L’aéropôle d’Albert-Méaulte, dans un terrible trou d’air
Plus de 10 000 emplois et 160 entreprises. La filière aéronautique dans les Hauts-de-France est une filière qui compte. Frappée de plein fouet par la crise mondiale liée à la Covid-19, elle tente de se projeter vers l’avenir et compte sur le Plan d’aide de 15 milliards débloqué par l’État.
« Nous sommes résilients à Albert. Nous avons déjà vécu des chocs difficiles. Nous sommes déjà passés en dessous des 1 000 salariés. On aime notre métier, on sait faire des avions et on veut y croire. » Stéphane Demilly, député de la 5e circonscription de la Somme et ancien maire d’Albert reste tourné vers l’avenir. Pourtant, la filière aéronautique, dont l’aéropôle de Picardie à Albert-Méaulte est l’un des brillants fleurons, n’est pas sortie indemne de la période de confinement.
« Avec cette crise, on est dans un trou d’air violent et mondial, témoigne Stéphane Demilly. En avril 2020 à Albert, on a livré 14 avions alors qu’à la même époque en 2019, nous étions à 70. » Un appel d’air d’autant plus dur que la filière est plutôt habituée à une croissance régulière d’environ 5% par an. Les commandes de nouveaux avions se sont effondrées, et cela pourrait durer, avec un repositionnement des principales compagnies sur le marché de l’occasion. « À Albert, le redimensionnement des cadences est très lourd puisqu’on est passé à la fabrication de 60 à 40 avions A320 par mois. Pour l’A350 on passe de dix à six et pour l’A330 de cinq à deux. Il faut redimensionner les capacités de production et cela fait extrêmement mal », expose Stéphane Demilly.
Garder les compétences
Résultat sur les 300 000 emplois au sein de la filière en France, un tiers sont menacés. « Comme les compagnies fonctionnent plus au ralenti, les moins solides sont tombées. Certaines qui avaient déjà peu de trésorerie ont déposé le bilan ou se réadaptent pour survivre. » Ainsi, chez Boeing, ce sont 16 000 suppressions de postes qui sont planifiées. Et Airbus a annoncé un plan d’une ampleur similaire de 15 000 suppressions de postes. Easyjet évoque 4 500 postes en moins.
Et ce n’est peut-être qu’un début tant l’onde de choc est violente.

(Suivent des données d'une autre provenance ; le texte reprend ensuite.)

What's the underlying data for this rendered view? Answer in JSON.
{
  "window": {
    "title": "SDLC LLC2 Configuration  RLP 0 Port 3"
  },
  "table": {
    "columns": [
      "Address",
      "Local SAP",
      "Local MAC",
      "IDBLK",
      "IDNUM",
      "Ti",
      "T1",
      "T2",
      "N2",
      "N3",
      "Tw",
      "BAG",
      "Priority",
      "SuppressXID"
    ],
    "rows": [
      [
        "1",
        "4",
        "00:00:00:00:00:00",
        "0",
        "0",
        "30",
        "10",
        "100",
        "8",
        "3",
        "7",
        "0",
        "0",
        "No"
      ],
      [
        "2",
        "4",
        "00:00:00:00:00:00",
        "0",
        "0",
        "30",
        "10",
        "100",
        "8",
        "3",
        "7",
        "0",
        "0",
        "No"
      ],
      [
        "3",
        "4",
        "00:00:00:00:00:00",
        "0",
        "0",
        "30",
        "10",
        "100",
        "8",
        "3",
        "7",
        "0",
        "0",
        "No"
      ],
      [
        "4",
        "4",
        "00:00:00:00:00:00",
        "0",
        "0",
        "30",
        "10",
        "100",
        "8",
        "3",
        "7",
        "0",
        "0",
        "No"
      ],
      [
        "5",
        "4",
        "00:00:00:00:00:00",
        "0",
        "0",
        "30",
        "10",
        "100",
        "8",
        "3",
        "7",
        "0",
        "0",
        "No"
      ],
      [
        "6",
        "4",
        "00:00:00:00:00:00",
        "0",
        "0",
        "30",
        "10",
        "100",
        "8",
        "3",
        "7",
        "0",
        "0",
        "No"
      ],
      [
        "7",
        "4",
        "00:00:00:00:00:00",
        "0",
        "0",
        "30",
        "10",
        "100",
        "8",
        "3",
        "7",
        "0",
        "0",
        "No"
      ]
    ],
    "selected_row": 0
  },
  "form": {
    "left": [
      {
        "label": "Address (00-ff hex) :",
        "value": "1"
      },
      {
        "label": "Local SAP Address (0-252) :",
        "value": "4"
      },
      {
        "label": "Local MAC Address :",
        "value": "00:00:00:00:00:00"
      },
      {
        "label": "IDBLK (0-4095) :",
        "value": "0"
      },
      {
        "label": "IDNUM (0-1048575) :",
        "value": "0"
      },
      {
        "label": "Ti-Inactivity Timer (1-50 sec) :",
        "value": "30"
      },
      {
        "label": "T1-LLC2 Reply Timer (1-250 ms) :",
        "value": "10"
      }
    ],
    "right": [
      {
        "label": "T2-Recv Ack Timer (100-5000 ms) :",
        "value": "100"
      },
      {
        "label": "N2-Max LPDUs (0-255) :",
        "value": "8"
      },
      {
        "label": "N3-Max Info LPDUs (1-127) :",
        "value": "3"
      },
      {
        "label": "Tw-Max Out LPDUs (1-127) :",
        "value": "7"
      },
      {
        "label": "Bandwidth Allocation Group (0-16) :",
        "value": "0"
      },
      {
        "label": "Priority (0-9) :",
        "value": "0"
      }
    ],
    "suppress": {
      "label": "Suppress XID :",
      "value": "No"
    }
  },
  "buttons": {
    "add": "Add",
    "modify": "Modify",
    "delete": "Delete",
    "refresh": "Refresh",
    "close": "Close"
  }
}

Les sous-traitants vont également être impactés eux aussi. « Pour Albert, j’ai tendance à considérer que l’impact direct sera entre 300 et 350 emplois, poursuit le député. La sous-traitance in situ va fondre et beaucoup d’entreprises vont perdre des dizaines et des dizaines de salariés. » Et ce sont plus de 130 intérimaires qui vont voir leurs missions s’arrêter. Un crève-cœur et un risque pour l’avenir, de voir partir ailleurs les compétences. « On doit trouver des colmatages pour ne pas perdre les compétences en interne car sinon le jour où le soleil brillera à nouveau on ne sera plus là pour fabriquer les avions », poursuit l’ancien maire d’Albert.
Un plan de 15 milliards
Dans ce contexte, le plan d’aide de l’État de 15 milliards d’euros annoncé par Bruno Le Maire arrive à point nommé, avec notamment la solution du chômage partiel qui doit permettre de maintenir des emplois et conserver les compétences. Mais surtout ce plan apporte un soutien conséquent à AirFrance, ce qui doit à terme ruisseler sur l’ensemble de la filière en France. En plus du soutien de l’État à la commande publique.
Mais la survie de la filière passe aussi par la poursuite des efforts engagés avant la crise. C’est notamment l’objectif du plan Aerofund 4. Doté d’un milliard d’euros, il doit aider à la structuration d’un tissu d’entreprises de taille intermédiaire moins dépendant des grands groupes. « On voudrait arriver à des ETI de deux à trois millions de chiffre d’affaires et créer un tissu qui soit autonome », poursuit Stéphane Demilly. Par ailleurs, des crédits importants sont dévolus à la recherche notamment autour du développement d’avions plus propres.
Des projets en perspective
Pour l’aéropôle d’Albert-Méaulte, les grands projets restent aussi d’actualité, comme le signale Stéphane Demilly : « On a un très gros projet de logistique qui a été initié il y a un an, et on considère que cette aéroport a vocation à se développer, notamment via le fret et la logistique. » Ce projet devrait créer une centaine d’emplois. « Avec le confinement, j’ai eu très peur que le projet soit abandonné mais nous sommes restés en contact et le projet va se faire. C’est un dossier qui va tomber à point nommé pour nous aider à relancer l’économie locale », conclut-il.